For the fashionMNIST dataset, our training data contains three categories: normal, non_target, and target, which need to be explicitly specified in the sh command.

$\text{GAD}^{f-partial}$

python main.py --model_type GADF --dir_path ./result/fmnist --dataset_name fashionmnist --normal_class 4 --non_target_outlier_class 2 --target_outlier_class 0 --gpu 2 --random_seed 0&

$\text{GAD}^{s-partial}$

$\text{GAD}^{s-partial}$ is similar to $\text{GAD}^{f-partial}$. Although the command includes --non_target_outlier_class, the number of non-target anomalies is set to 0 during runtime. The required sampling count is set to default 100 and does not need to be explicitly declared.

python main.py --model_type GADS --dir_path ./result/fmnist --dataset_name fashionmnist --normal_class 4 --non_target_outlier_class 2 --target_outlier_class 0 --gpu 2 --random_seed 0 &

$\text{GAD}^{con}$

The code for $\text{GAD}^{con}$ is identical to that of $\text{GAD}^{s-partial}$, but it utilizes data from conventional anomaly detection tasks.

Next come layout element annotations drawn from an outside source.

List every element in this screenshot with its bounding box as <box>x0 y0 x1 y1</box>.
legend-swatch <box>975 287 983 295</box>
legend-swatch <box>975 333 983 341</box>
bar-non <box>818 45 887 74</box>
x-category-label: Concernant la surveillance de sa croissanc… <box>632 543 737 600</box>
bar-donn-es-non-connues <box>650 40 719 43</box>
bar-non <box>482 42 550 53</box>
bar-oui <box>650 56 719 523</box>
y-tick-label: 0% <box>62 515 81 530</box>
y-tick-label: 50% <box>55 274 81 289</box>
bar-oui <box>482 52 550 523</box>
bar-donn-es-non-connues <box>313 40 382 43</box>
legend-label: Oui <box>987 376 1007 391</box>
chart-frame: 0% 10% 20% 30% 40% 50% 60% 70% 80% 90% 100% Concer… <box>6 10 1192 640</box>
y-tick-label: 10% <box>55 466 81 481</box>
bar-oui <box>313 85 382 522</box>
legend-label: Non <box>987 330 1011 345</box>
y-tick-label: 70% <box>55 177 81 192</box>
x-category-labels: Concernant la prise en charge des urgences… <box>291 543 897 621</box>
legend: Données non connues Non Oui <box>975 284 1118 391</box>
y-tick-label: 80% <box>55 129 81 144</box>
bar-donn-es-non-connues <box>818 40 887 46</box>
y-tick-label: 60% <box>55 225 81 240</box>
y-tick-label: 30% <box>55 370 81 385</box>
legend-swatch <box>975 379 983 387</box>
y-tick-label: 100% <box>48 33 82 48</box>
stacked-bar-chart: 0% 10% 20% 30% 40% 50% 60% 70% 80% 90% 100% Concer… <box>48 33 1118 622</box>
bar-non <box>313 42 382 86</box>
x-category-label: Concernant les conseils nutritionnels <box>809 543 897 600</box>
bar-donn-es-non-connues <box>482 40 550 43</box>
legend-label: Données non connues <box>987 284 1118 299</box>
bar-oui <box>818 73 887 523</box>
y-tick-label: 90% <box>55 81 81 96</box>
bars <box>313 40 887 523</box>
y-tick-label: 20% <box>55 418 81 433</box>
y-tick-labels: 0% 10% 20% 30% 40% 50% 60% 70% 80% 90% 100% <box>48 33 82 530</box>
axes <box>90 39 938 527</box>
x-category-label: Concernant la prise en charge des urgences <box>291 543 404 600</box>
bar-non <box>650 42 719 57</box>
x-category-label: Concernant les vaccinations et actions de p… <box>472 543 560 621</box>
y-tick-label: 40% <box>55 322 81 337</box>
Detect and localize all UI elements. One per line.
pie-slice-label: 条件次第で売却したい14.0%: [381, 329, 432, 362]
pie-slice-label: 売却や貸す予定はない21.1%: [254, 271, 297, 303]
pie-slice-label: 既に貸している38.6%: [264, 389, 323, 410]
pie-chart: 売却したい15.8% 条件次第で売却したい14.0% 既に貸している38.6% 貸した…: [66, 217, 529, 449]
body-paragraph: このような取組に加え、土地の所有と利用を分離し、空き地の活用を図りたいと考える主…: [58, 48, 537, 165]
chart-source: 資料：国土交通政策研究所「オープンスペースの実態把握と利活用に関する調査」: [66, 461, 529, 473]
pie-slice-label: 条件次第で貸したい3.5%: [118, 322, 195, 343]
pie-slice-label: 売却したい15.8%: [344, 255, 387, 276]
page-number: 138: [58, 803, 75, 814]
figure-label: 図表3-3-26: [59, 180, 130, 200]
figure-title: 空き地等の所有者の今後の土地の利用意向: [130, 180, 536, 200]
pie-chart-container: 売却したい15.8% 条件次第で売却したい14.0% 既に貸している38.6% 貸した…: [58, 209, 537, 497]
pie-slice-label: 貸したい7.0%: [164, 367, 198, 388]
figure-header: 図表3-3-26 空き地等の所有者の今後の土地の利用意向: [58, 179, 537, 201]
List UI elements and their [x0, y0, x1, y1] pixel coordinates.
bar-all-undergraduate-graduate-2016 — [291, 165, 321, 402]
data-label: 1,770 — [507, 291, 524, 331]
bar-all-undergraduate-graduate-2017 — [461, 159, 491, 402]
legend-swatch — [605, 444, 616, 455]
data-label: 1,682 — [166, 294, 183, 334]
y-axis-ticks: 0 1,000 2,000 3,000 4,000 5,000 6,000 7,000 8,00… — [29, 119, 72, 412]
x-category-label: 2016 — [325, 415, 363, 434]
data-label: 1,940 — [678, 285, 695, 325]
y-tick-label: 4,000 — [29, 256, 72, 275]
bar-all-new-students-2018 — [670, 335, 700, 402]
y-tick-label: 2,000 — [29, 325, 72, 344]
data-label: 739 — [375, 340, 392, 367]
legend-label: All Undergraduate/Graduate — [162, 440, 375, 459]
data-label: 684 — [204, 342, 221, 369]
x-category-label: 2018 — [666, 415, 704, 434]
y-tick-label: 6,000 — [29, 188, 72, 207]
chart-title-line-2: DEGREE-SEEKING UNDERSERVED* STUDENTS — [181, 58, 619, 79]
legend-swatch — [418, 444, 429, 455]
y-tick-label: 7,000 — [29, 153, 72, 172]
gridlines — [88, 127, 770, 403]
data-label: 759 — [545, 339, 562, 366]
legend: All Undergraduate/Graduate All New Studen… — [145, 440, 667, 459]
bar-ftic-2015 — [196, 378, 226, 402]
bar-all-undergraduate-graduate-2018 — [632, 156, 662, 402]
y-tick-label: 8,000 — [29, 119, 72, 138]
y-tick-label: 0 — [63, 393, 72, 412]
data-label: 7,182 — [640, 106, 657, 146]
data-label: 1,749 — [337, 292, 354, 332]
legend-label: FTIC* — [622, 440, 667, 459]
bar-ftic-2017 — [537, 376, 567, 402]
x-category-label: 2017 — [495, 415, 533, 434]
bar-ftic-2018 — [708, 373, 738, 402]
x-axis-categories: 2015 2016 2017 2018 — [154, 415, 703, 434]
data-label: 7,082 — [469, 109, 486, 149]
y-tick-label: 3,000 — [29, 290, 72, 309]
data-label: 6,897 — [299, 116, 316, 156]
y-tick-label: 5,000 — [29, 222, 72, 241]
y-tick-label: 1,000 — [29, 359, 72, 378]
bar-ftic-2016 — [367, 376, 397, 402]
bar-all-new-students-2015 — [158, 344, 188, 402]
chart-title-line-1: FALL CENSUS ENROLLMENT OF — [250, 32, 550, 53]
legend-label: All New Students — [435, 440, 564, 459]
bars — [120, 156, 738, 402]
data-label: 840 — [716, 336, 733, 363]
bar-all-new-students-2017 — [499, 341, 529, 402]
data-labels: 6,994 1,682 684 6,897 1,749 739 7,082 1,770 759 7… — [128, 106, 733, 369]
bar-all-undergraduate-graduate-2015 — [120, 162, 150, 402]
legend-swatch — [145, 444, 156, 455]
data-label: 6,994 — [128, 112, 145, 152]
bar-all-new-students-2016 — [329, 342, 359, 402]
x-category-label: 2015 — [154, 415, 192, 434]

python main.py --model_type GADS --dir_path ./result/fmnist --dataset_name fashionmnist --normal_class 4 --non_target_outlier_class 4 --target_outlier_class 6 --gpu 2 --random_seed 0 &

UNSW_NB15

$\text{GAD}^{f-partial}$

python main.py --model_type GADF --dir_path ./result/nb15 --dataset_name nb15 --gpu 2 --random_seed 0&

$\text{GAD}^{s-partial}$

$\text{GAD}^{s-partial}$ adds the parameter --sample_count compared to $\text{GAD}^{f-partial}$. Since the default sampling count is 100, which is specific to the fashionMNIST dataset, it's necessary to declare --sample_count 1000

python main.py --model_type GADS --dir_path ./result/nb15 --dataset_name nb15 --gpu 0 --sample_count 1000 --random_seed 0 &

Citation

Wei R., He Z., Pavlovski M., Zhou F. "GAD: A Generalized Framework for Anomaly Detection at Different Risk Levels", Proceedings of the 33rd ACM International Conference on Information and Knowledge Management(CIKM), 2024.